Photo Credit: Jewish Press

As of July 1, 2018, among the many ways Canada will celebrate its birthday, the sale of marijuana will become legal.

Now, there is a huge difference between decriminalizing the use of pot (which would mean you will no longer be arrested for using it) and legalizing it. Once it is legalized, you will be able to go into your local pot store and purchase marijuana in all sorts of varieties: chocolates, pastries, candy, smokes etc.


Legalizing a substance like pot requires a lot of thought and brings with it many problems. What is the legal purchasing age? Are you considered under the influence if you drive while high? How does one determine if you are high? Is there a device, like a breathalyzer, that determines your level of high? What level is dangerous?

Using marijuana for medicinal purposes has existed for a while. As of now, in Canada, once one fills out a mountain of paper work and gets a doctor to do the same (many of whom have refused), you can purchase medicinal marijuana for the relief of pain and anxiety. Chronic pain is debilitating and eating or smoking pot has given many people relief. Most people see it as a benign way of dealing with pain, but is it benign?

Shani thought it would be.

Shani was in her sixties and had chronic pain. She lived alone. She had tried many combinations of painkillers prescribed by her doctor, but the pain persisted. Her quality of life was being altered and she was miserable all the time. Her relationship with her family was suffering, as was her ability to work. She was desperate for relief. A colleague offered to obtain some chocolate for Shani that contained marijuana. He suggested she try it and felt it would surely relieve her pain. Shani readily agreed, desperate for relief. She was not interested in becoming high; she just wanted to be pain-free. What could a bite of chocolate hurt? Pot, she felt, must be benign or Canada would not be making it legal. After all, she had a friend in LA who told her that she took a bite of a tootsie roll laced with the drug every night and as a result was able to cut her pain medication in half.

When Shani’s friend delivered the chocolate bar, he warned her it was potent and she should only eat about a ¼ or ⅓ of the bar. Shani waited a day and then, when she was ready to go to bed early, took about a third of the bar and retired, hoping for a pain-free, relaxed evening. At first she noticed no difference; the pain was still there. Suddenly, however, very negative thoughts popped into her head. She felt as though she were losing control over her thought process and her mind was sending her in a direction she didn’t want to go.

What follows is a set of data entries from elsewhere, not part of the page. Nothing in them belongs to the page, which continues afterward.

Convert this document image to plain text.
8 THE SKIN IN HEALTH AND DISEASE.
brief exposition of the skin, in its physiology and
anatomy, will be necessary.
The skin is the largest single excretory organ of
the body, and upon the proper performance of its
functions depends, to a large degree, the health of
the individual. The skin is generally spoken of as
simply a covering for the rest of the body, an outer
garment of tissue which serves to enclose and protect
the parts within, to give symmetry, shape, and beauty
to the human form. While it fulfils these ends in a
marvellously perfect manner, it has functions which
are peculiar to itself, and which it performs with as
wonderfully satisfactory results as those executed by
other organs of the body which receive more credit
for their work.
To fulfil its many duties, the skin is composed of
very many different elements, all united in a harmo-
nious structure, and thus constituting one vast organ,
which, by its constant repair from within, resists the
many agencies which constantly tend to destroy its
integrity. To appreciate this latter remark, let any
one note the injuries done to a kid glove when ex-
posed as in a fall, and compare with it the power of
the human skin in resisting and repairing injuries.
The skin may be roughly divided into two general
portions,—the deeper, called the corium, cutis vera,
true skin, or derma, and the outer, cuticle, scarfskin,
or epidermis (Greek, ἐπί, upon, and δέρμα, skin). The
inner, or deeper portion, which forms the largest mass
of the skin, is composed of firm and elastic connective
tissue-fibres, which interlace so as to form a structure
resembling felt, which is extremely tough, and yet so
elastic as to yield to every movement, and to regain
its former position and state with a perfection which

She was on a merry go round of negative and frightening ideas and couldn’t get off. Then her pulse started to race. She had never experienced her heart beating this fast. Shani felt that it was impossible for her pulse to go any faster. She had a blood pressure machine that she used to monitor her heart rate and blood pressure. Thinking that perhaps it was all an illusion and that her heart rate was not as fast as she imagined it to be, Shani tried to use the machine. However, it could not register any readings. The blood pressure cuff just kept bursting open as her pulse was too fast.

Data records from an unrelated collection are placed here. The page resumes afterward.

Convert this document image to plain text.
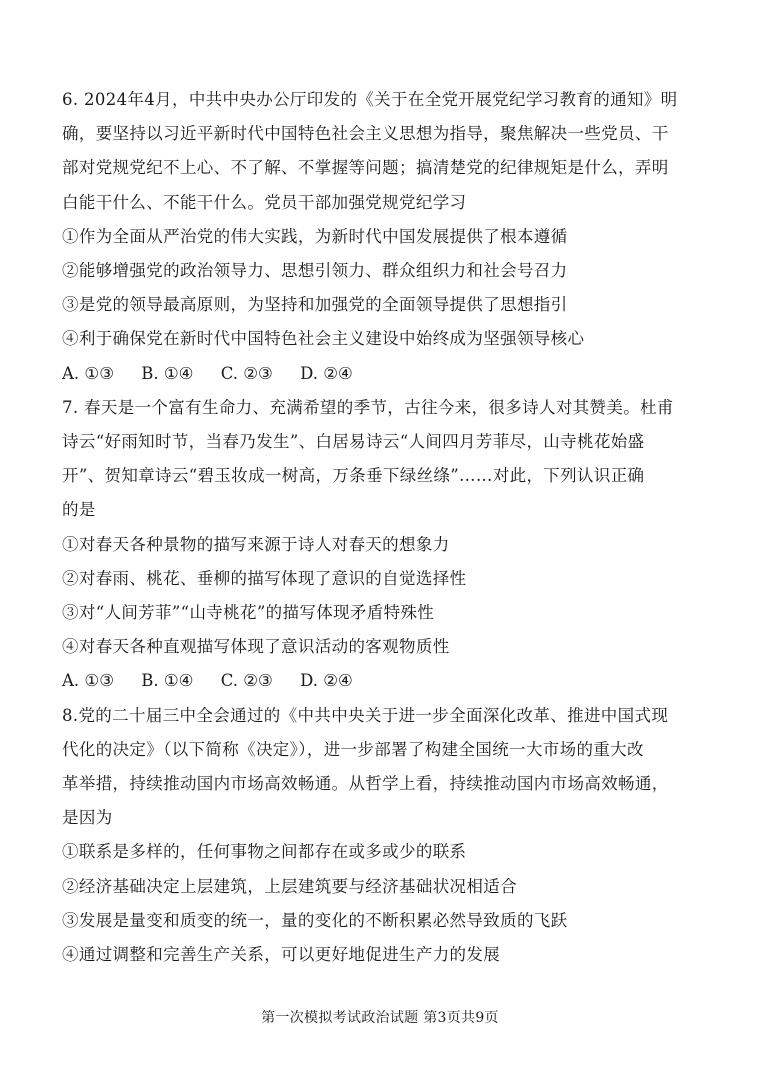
6. 2024年4月，中共中央办公厅印发的《关于在全党开展党纪学习教育的通知》明
确，要坚持以习近平新时代中国特色社会主义思想为指导，聚焦解决一些党员、干
部对党规党纪不上心、不了解、不掌握等问题；搞清楚党的纪律规矩是什么，弄明
白能干什么、不能干什么。党员干部加强党规党纪学习
①作为全面从严治党的伟大实践，为新时代中国发展提供了根本遵循
②能够增强党的政治领导力、思想引领力、群众组织力和社会号召力
③是党的领导最高原则，为坚持和加强党的全面领导提供了思想指引
④利于确保党在新时代中国特色社会主义建设中始终成为坚强领导核心
A. ①③ B. ①④ C. ②③ D. ②④
7. 春天是一个富有生命力、充满希望的季节，古往今来，很多诗人对其赞美。杜甫
诗云“好雨知时节，当春乃发生”、白居易诗云“人间四月芳菲尽，山寺桃花始盛
开”、贺知章诗云“碧玉妆成一树高，万条垂下绿丝绦”……对此，下列认识正确
的是
①对春天各种景物的描写来源于诗人对春天的想象力
②对春雨、桃花、垂柳的描写体现了意识的自觉选择性
③对“人间芳菲”“山寺桃花”的描写体现矛盾特殊性
④对春天各种直观描写体现了意识活动的客观物质性
A. ①③ B. ①④ C. ②③ D. ②④
8.党的二十届三中全会通过的《中共中央关于进一步全面深化改革、推进中国式现
代化的决定》（以下简称《决定》），进一步部署了构建全国统一大市场的重大改
革举措，持续推动国内市场高效畅通。从哲学上看，持续推动国内市场高效畅通，
是因为
①联系是多样的，任何事物之间都存在或多或少的联系
②经济基础决定上层建筑，上层建筑要与经济基础状况相适合
③发展是量变和质变的统一，量的变化的不断积累必然导致质的飞跃
④通过调整和完善生产关系，可以更好地促进生产力的发展
第一次模拟考试政治试题 第3页共9页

At first, Shani thought she might be able to sleep it off; it was only marijuana. But, her symptoms were showing no sign of slowing down. Shani began to think that at her age, if she did nothing, she could easily have a heart attack or worse. She called Hatzolah. They came immediately and, after checking her vitals, insisted they needed to call an ambulance and get her to the hospital immediately. Shani told them and the ambulance driver about the “chocolate.” She was concerned that she could get arrested, but felt everyone had to know. The first thing the ER doctor did when he approached her bed was look around and then whisper, “No more…” and pantomimed smoking. Fortunately, ten hours later, Shani was released from the hospital. The drug had finally worn off. The doctor reminded her again about staying away from “candy land” and Shani readily agreed. She never wanted to experience that loss of mental control or those physical symptoms again. However, as Shani told the doctor, she had been pain-free during all those hours and would continue to be pain free for another day.

Many people with chronic pain are looking for a way to get relief. And yes, Marijuana has been very successful in helping many cope with several negative symptoms. However, one can never assume that it is safe and that taking it will be a pleasant experience.

There are two parts to the marijuana plant. I am told it is possible to separate the pain-relief part of the cannabis from the hallucinogenic producing part. However, a lot of what is being sold on the market in the legal stores, as well as illegally, is a combination of both. That combination may not be as benign as many people believe. Different people react differently to all medication, including this one.

If you are trying marijuana for the first time, don’t be alone. Your experience may be less pleasant than you think and more like the story above. Be informed of all the possible side effects and be careful of the amount you smoke or ingest, just as you would be with any medication. Though the drug may be legal where you live, until you know the effect it has on you, don’t assume it is as benign as Tylenol for pain.